Ryan breaks his book down into three parts: "The Wait," "The Night," and "The Day." The first part details the day or two before the invasion, during which the tense Allies finally decided that the sixth and not the fifth would be D-Day and during which things worsened for an already unprepared German army (such as Rommel's departure from the front for a visit home). After something of an anti-climax on June 5, when the landings were pushed back a day, events accelerate rapidly. After midnight on June 6 ("The Night"), paratroopers land behind the beaches. The Germans were surprised, but the Allied effort was confused and scattered since many paratroopers missed their drop zones by as much as miles.

Dawn brings even greater surprise to the German leadership in France, most of whom believed the invasion would come at Calais, when they spy the massive invasion force with its thousands of vessels off the coast at Normandy. Americans land in the west at Utah and Omaha, while British and Canadian forces land at Sword, Juno, and Gold in the east. Classic episodes ensue at Utah, where resistance is light and troops under Theodore Roosevelt, Jr., move inland to meet up with airborne soldiers. Much bloodier combat took place on Omaha, where many Americans fell. Omar Bradley was on the verge of pulling back from Omaha and re-directing troops to Utah when men of the 1st and 29th Divisions finally gained a foothold and began to break down the Germans' fortified positions and pillboxes. Meanwhile, to the east, British troops are led into battle by bagpipes and achieve successes.

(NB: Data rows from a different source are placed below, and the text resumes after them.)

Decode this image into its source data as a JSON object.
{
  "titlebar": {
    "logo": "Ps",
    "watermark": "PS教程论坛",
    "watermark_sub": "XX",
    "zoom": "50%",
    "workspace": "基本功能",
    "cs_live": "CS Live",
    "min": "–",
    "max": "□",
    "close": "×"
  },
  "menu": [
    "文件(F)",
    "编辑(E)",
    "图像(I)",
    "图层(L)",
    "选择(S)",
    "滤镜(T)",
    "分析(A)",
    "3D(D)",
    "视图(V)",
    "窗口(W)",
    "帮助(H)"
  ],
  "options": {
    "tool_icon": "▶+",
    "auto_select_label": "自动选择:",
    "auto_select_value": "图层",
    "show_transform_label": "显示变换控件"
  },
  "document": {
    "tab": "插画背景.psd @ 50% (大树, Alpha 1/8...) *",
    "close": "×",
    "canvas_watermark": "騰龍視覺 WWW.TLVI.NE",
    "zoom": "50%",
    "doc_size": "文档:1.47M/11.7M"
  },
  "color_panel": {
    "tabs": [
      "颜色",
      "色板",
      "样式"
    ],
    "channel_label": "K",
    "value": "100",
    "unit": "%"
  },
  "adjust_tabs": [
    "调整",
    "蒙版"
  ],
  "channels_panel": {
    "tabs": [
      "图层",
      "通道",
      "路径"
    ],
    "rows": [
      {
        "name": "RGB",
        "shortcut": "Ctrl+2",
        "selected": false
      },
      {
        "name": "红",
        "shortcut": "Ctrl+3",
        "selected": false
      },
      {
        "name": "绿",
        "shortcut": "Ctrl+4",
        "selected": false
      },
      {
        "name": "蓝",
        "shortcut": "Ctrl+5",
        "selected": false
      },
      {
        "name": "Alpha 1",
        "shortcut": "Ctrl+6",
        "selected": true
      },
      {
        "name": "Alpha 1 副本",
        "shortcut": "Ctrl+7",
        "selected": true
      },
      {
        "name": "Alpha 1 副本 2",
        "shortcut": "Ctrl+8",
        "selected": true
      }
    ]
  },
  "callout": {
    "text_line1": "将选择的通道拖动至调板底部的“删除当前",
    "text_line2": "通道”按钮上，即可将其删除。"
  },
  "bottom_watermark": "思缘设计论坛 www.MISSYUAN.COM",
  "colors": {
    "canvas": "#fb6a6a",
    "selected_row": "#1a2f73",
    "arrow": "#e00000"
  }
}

Portrayed mostly through the eyes of the troops, Ryan's account is gripping, engaging, exciting. For the most part, he follows the American-British-Canadian offensive, but he also gives attention to the German defenders (including a particularly interesting account of a company inside a pillbox). Ryan captures the confusion on both sides and conveys that things soon fell into place for the Allies while the Germans seemed to fall into greater and greater disarray. It would be a long fight--another eleven months--until Germany fell, but that struggle began on the Normandy coast on June 6, 1944: the longest day.